What else have we learned? Here’s a list:
–In the final week, no major switches took place. Cindy LaCrosse cemented her hold on the top spot with a playoff victory over Jennifer Song;
–One player dropped out of the top ten. Jane Rah couldn’t put it together last week, with rounds of 74-70-74 to tie for 40th, falling from 10th to 11th on the season-long promotion list;
–One player climbed into the top ten, in style! Hannah Jun tied for 3rd in Albany, with rounds of 72-70-67. Jun played a bogey-free final round, making four birdies to climb from T19 to T3 overnight. In contrast, Rah made three bogies in her final four holes to finish approximately $1000 behind 10th place Pornanong Phatlum, whose Friday 68 was enought to offset two lackadaisical weekend rounds (73-74) and secure a big-tour exemption for 2011.

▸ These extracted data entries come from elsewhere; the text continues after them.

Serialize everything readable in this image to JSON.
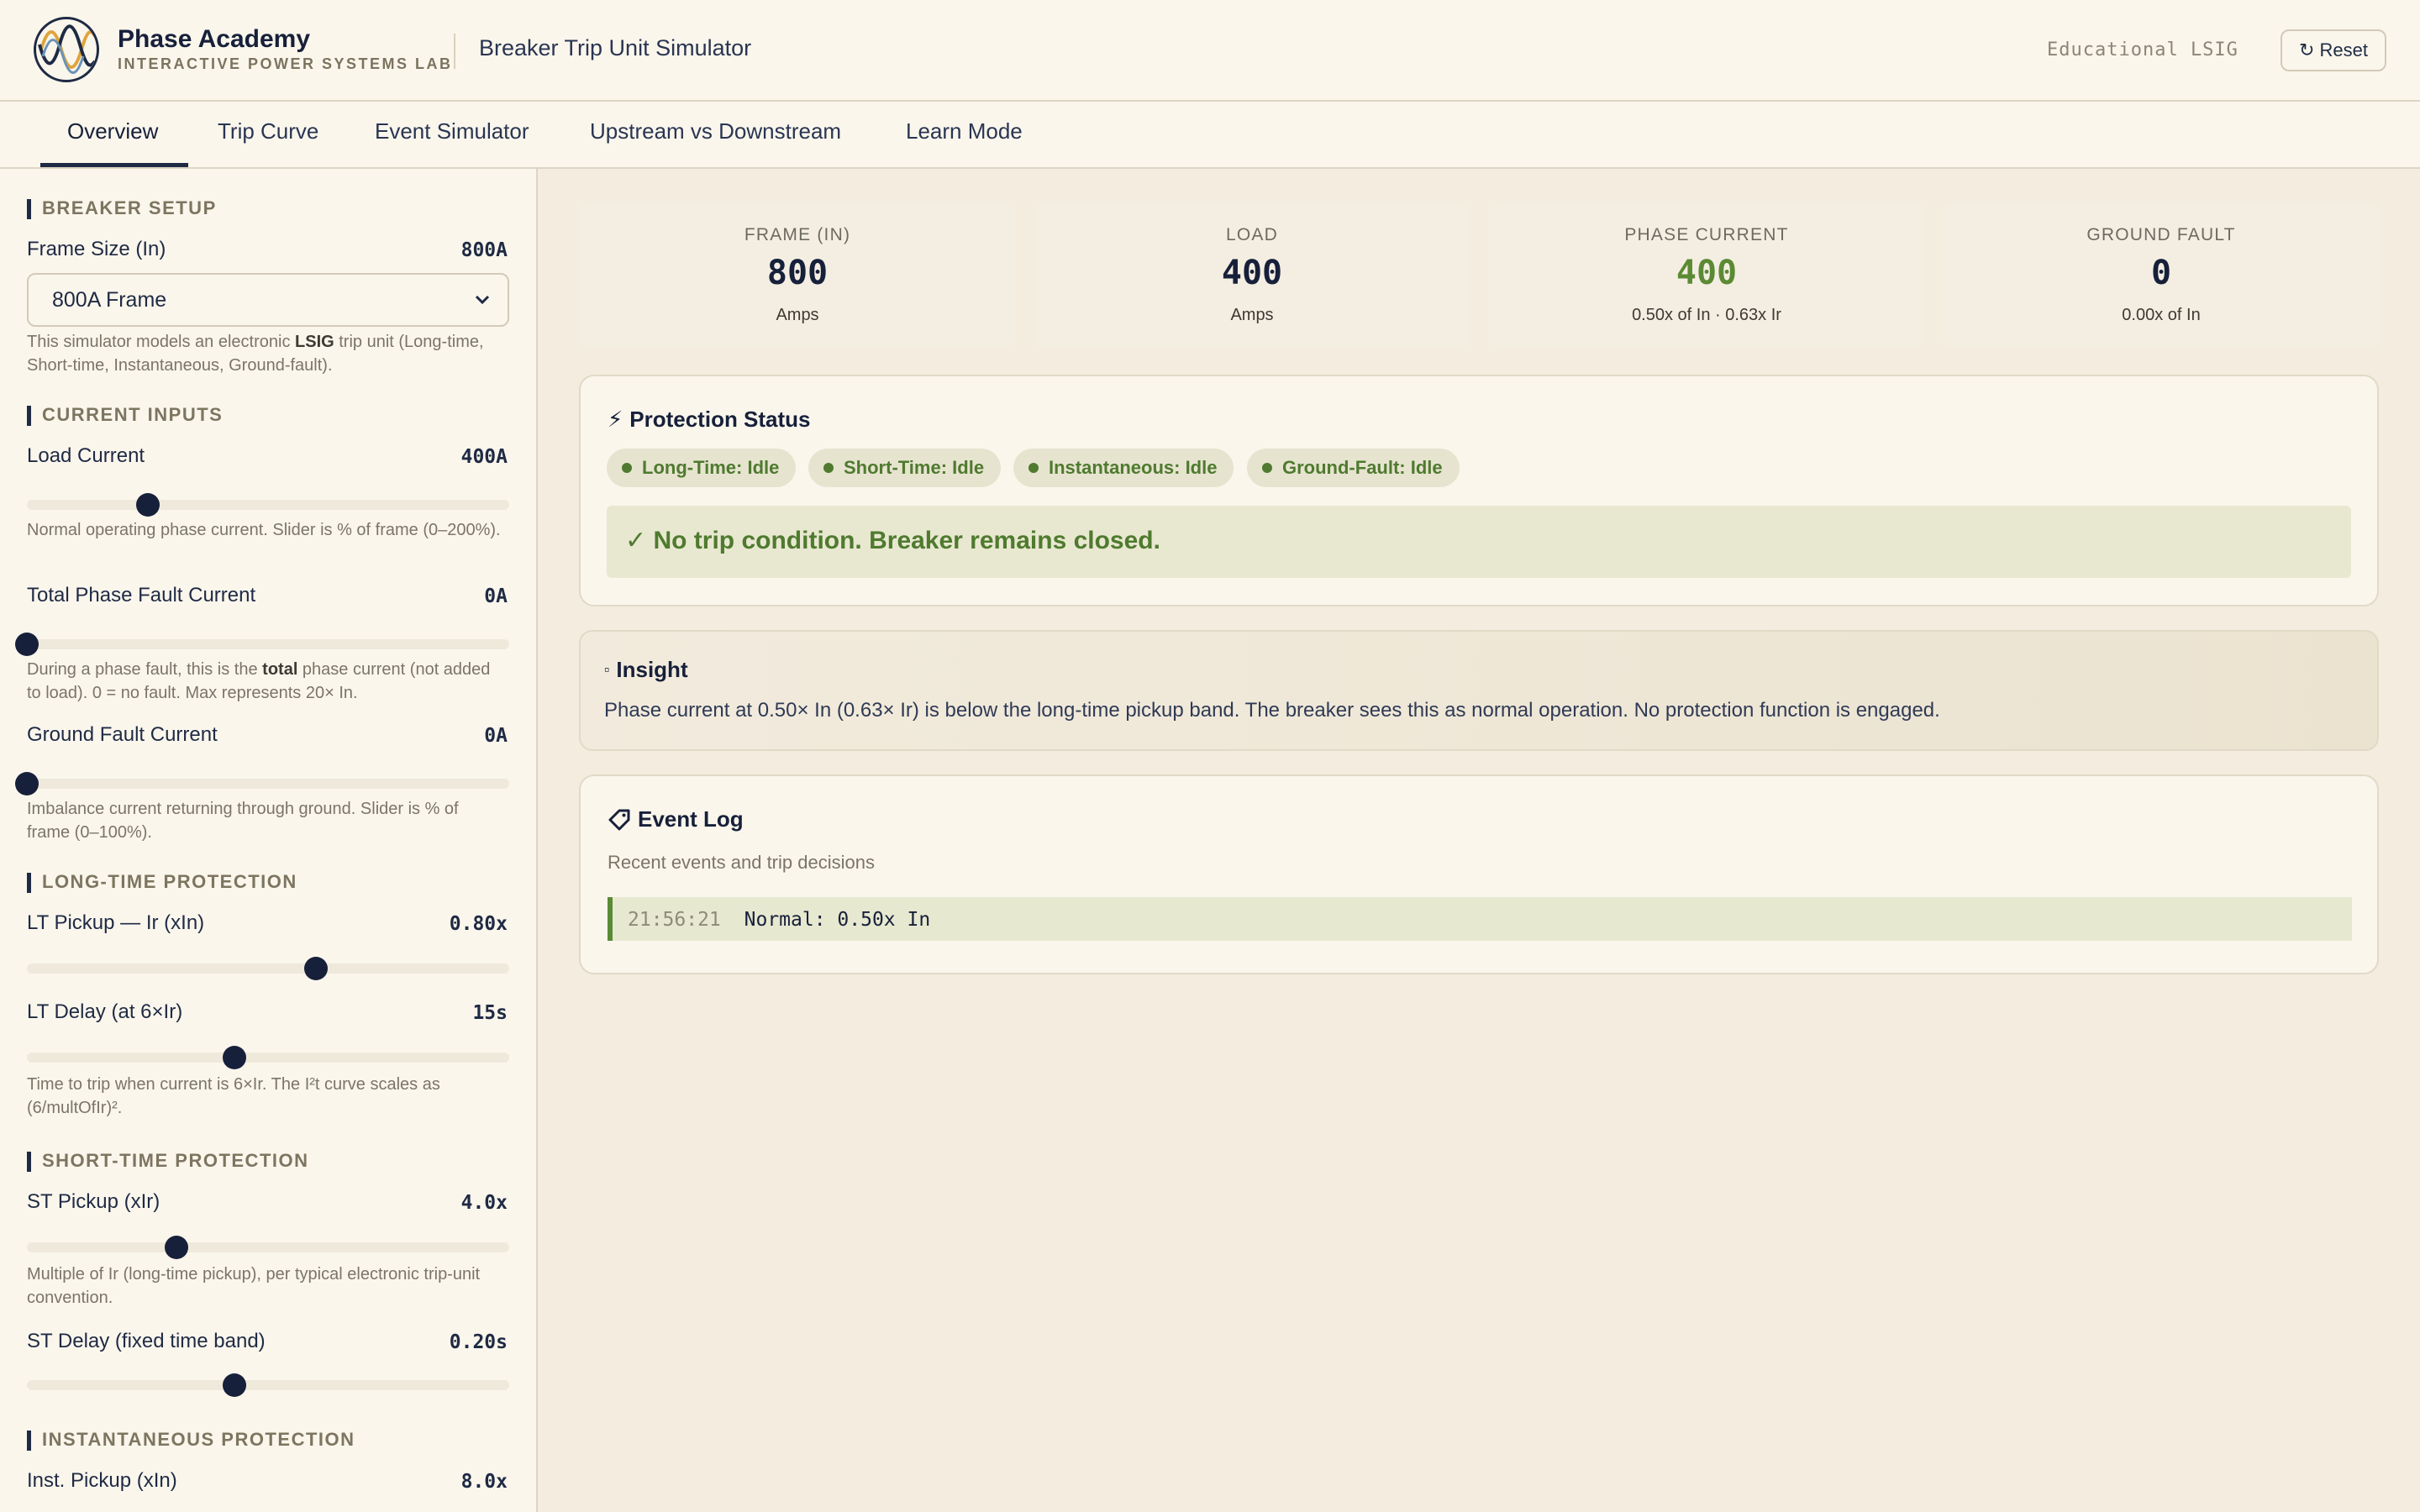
{
  "header": {
    "brand_name": "Phase Academy",
    "brand_sub": "INTERACTIVE POWER SYSTEMS LAB",
    "app_title": "Breaker Trip Unit Simulator",
    "edu_label": "Educational LSIG",
    "reset_label": "Reset",
    "reset_icon": "↻"
  },
  "tabs": [
    {
      "label": "Overview",
      "active": true
    },
    {
      "label": "Trip Curve",
      "active": false
    },
    {
      "label": "Event Simulator",
      "active": false
    },
    {
      "label": "Upstream vs Downstream",
      "active": false
    },
    {
      "label": "Learn Mode",
      "active": false
    }
  ],
  "sidebar": {
    "breaker_setup": {
      "title": "BREAKER SETUP",
      "frame_label": "Frame Size (In)",
      "frame_value": "800A",
      "frame_select": "800A Frame",
      "help_pre": "This simulator models an electronic ",
      "help_bold": "LSIG",
      "help_post": " trip unit (Long-time, Short-time, Instantaneous, Ground-fault)."
    },
    "current_inputs": {
      "title": "CURRENT INPUTS",
      "load_label": "Load Current",
      "load_value": "400A",
      "load_slider_percent": 25,
      "load_help": "Normal operating phase current. Slider is % of frame (0–200%).",
      "fault_label": "Total Phase Fault Current",
      "fault_value": "0A",
      "fault_slider_percent": 0,
      "fault_help_pre": "During a phase fault, this is the ",
      "fault_help_bold": "total",
      "fault_help_post": " phase current (not added to load). 0 = no fault. Max represents 20× In.",
      "ground_label": "Ground Fault Current",
      "ground_value": "0A",
      "ground_slider_percent": 0,
      "ground_help": "Imbalance current returning through ground. Slider is % of frame (0–100%)."
    },
    "long_time": {
      "title": "LONG-TIME PROTECTION",
      "pickup_label": "LT Pickup — Ir (xIn)",
      "pickup_value": "0.80x",
      "pickup_slider_percent": 60,
      "delay_label": "LT Delay (at 6×Ir)",
      "delay_value": "15s",
      "delay_slider_percent": 43,
      "delay_help": "Time to trip when current is 6×Ir. The I²t curve scales as (6/multOfIr)²."
    },
    "short_time": {
      "title": "SHORT-TIME PROTECTION",
      "pickup_label": "ST Pickup (xIr)",
      "pickup_value": "4.0x",
      "pickup_slider_percent": 31,
      "pickup_help": "Multiple of Ir (long-time pickup), per typical electronic trip-unit convention.",
      "delay_label": "ST Delay (fixed time band)",
      "delay_value": "0.20s",
      "delay_slider_percent": 43
    },
    "instantaneous": {
      "title": "INSTANTANEOUS PROTECTION",
      "pickup_label": "Inst. Pickup (xIn)",
      "pickup_value": "8.0x"
    }
  },
  "stats": [
    {
      "label": "FRAME (IN)",
      "value": "800",
      "sub": "Amps",
      "color": "#17203a"
    },
    {
      "label": "LOAD",
      "value": "400",
      "sub": "Amps",
      "color": "#17203a"
    },
    {
      "label": "PHASE CURRENT",
      "value": "400",
      "sub": "0.50x of In · 0.63x Ir",
      "color": "#5b8a34"
    },
    {
      "label": "GROUND FAULT",
      "value": "0",
      "sub": "0.00x of In",
      "color": "#17203a"
    }
  ],
  "protection": {
    "icon": "⚡",
    "title": "Protection Status",
    "pills": [
      "Long-Time: Idle",
      "Short-Time: Idle",
      "Instantaneous: Idle",
      "Ground-Fault: Idle"
    ],
    "banner": "✓ No trip condition. Breaker remains closed."
  },
  "insight": {
    "icon": "▫",
    "title": "Insight",
    "text": "Phase current at 0.50× In (0.63× Ir) is below the long-time pickup band. The breaker sees this as normal operation. No protection function is engaged."
  },
  "event_log": {
    "title": "Event Log",
    "subtitle": "Recent events and trip decisions",
    "entries": [
      {
        "time": "21:56:21",
        "message": "Normal: 0.50x In"
      }
    ]
  }
}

–With 18 stateside events on the just-completed 2010 schedule, the DFT isn’t exactly suffering, although “flush” should not be applied, either. With a big gap from May 16th to June 4th, a Korean swing might be considered, given the popularity of the game in that Asian country. Bump the two Texas tournaments back a week in April and kick the Kansas City event to that month’s final week and you’ll have an entire month off. That’s plenty of time to have a week’s flight time over, two weeks of competition, and one more week to return to the states. My guess is that the Korean sponsors would offer significant purses for the events, enough to make the tournaments a worthwhile trip.